Genelde hükümetlerle işçiler arasındaki ilişkilerin, Çalışma Bakanı ile Türk-İş başkanı arasında bir pazarlık şeklinde geçtiğini uzun süredir gözlemliyoruz. Ancak hükümetlerin yatırım yapan işverenleri kayırma adına işçiyi ezmesine yıllardır tanıklık ediyoruz. İşçi her zaman, zamdan ziyade, yaşam koşullarının kötüleşmesinin durdurulmasını ister. Ülke yönetimi ise bir kişinin kontrolü altındaysa, doğru ve radikal kararların alınması güçleşir.

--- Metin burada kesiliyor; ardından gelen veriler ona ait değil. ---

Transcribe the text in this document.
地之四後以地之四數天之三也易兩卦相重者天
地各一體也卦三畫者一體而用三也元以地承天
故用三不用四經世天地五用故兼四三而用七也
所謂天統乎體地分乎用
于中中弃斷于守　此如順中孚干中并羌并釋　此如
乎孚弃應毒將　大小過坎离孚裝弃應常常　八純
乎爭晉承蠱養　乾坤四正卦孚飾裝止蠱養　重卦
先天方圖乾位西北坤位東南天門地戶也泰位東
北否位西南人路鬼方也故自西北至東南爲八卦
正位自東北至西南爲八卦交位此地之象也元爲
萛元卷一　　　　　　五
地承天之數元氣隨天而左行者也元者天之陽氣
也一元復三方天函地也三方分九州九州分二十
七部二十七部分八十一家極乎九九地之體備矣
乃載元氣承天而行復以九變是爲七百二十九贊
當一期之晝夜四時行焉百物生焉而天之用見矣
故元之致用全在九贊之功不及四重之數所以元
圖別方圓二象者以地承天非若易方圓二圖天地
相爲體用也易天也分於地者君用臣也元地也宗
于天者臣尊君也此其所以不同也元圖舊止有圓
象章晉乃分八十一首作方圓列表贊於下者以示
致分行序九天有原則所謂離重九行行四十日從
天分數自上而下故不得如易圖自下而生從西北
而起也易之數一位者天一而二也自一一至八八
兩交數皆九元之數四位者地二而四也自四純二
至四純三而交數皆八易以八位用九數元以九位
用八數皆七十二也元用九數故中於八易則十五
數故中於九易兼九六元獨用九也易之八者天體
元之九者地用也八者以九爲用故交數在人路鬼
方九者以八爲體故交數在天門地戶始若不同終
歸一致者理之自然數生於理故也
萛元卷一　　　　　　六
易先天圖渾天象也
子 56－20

Sarayın ekonomisinin, milletin sırtına yüklendiği bir ülkede, doğrunun görülmesinin zorlaştığını düşünüyorum. Ekonomiden anlamayan bir yönetimin 'Ben ekonomistim' diyerek ülkeyi uçurumun kenarına itmesinin dar gelirli insanlar tarafından ödenmek zorunda kalındığını gördük. Enflasyonun tavan yapmasının önüne geçmenin düşünüldüğü gibi kolay olmadığını halk anladı, ancak yönetenler ve onların beslediği çıkar çevreleri bu konuda duyarsız kalmaya devam ediyorlar.
Güneydoğu illerimizde yaşanan deprem felaketini bahane göstererek körüklenen ek vergi ve diğer zamların enflasyonu arttırması, olağan bir netice. Hayat pahalılığı, ücretlerin satın alma gücünün zayıflaması nedeniyle işçi ücretleri üzerinde pazarlık yapılması, gündelik hayatımızın bir parçası haline geldi.
Deprem adı altında toplanan vergilerin bugün itibariyle 36.5 milyar dolar olduğunu biliyoruz. Ancak bu paranın nereye harcandığını kimse bilmiyor, bu durum oldukça ilginç. Bir başka kaynak olan Merkez Bankasında bulunan 128 milyar doların nereye harcandığını da kimse bilmiyor. Hesap vermek istemeyen bir yönetimin ülkeyi nereye götüreceği endişe verici.
İşçi sendikaları ise çok güçlü bir kurum. 2023 yılı itibarıyla Türkiye'de çalışan işçi sayısı 31 milyon 985 bin olarak verilmekte. Bu rakam ciddi bir siyasi güçtür ve bu çalışanların iyi temsil edilmesi gerekir. 2023 yılında, Türkiye Cumhuriyeti'nin kuruluşunun 100. yılında, işçi sendikaları temsilcileri, işçi ücretlerinin belirlenmesi konusunda Çalışma Bakanı ile masaya oturdu. Türk-İş'in kuruluşu 1951'dir ve mevcut Başkan Ergün Atalay 1954 doğumlu bir liderdir. 32 milyon işçi adına pazarlık masasına oturan Atalay'ın, hükümetin baskısıyla 17,002 TL'ye boyun eğmesini anlamak güçtür. Bu arada 17,000 TL'yi herkes anladı, ancak 2 parayı anlayan biri varsa işaret etsin, diye bir sözüm geldi ve söyledim. Hem nalına hem mıhına.